Çocuğunun ölümünde sorumluların hepsinden yakıntıcı olduklarını belirten Sinan Yıldız, "Sonra haneye geldik. Çocuğumun bir evvelki gece, üniversite hastanesine götürmeden önceki haliyle, ertesi gün haneye geldiğimizdeki hali arasında dağlar kadar fark vardı. Çocuğum tamamen çökmüştü. Bizi o halde taburcu ettiler. Haneye geldik. Daha sonra akşam üzeri çocuğum fenalaştı. Yetiştirmeye çalışırken yolda kaybettik. Bunun sorumlularının hepsinden yakıntıcı oldum. Kimin ihmali, kimin suçu varsa cezalandırılsın. Bizim canımız yandı. Başkasının canı yanmasın" diye konuştu.
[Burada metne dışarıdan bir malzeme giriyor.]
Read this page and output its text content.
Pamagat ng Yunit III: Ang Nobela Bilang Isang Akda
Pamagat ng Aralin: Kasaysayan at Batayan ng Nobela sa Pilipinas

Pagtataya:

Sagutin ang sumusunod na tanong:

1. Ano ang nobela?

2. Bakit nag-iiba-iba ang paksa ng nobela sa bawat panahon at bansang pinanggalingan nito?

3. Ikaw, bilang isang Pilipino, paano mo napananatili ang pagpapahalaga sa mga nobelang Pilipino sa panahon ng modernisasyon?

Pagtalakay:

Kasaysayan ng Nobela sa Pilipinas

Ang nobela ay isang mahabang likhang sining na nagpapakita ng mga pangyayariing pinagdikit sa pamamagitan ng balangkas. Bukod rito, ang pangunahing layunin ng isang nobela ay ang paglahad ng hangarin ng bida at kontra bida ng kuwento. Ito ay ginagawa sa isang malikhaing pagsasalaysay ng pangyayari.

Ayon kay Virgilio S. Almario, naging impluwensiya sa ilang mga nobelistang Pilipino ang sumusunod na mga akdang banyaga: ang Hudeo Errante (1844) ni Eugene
'KALBİNİN DURMAYA BAŞLADIĞI, VÜCUDUNUN SOĞUDUĞU ÇOK BELLİYDİ'

Bebeğinin son hatırana kadar ishal sebebiyle su kaybettiğini söyleyen anne Gülendam Yıldız ise "Ben ihmaller zinciri olduğuna inanıyorum bunun. Benim çocuğuma olan oldu. Ben başka çocukların can vermesini istemiyorum. Ben su kaybından gittiğini düşünüyorum çocuğumun. Zira son hatırana kadar çocuk su kaybetti. Çocuk son hatırana kadar ishaldi. Ben haneye geldikten sonra sayamadım. Belki 20- 25 tane bez değiştirdim. Bir an önce pişiği geçsin diye, daimi o pişiği temizlemek için bez bağlıyordum. Zira ishaldi, hep çocuğum su kaybediyordu. Ben dehidrasyondan dolayı çocuğumun vefat ettiğini düşünüyorum. Su kaybettiği çok belliydi. Kalbinin durmaya başladığı, vücudunun soğuduğu, onlar çok belliydi" diye konuştu.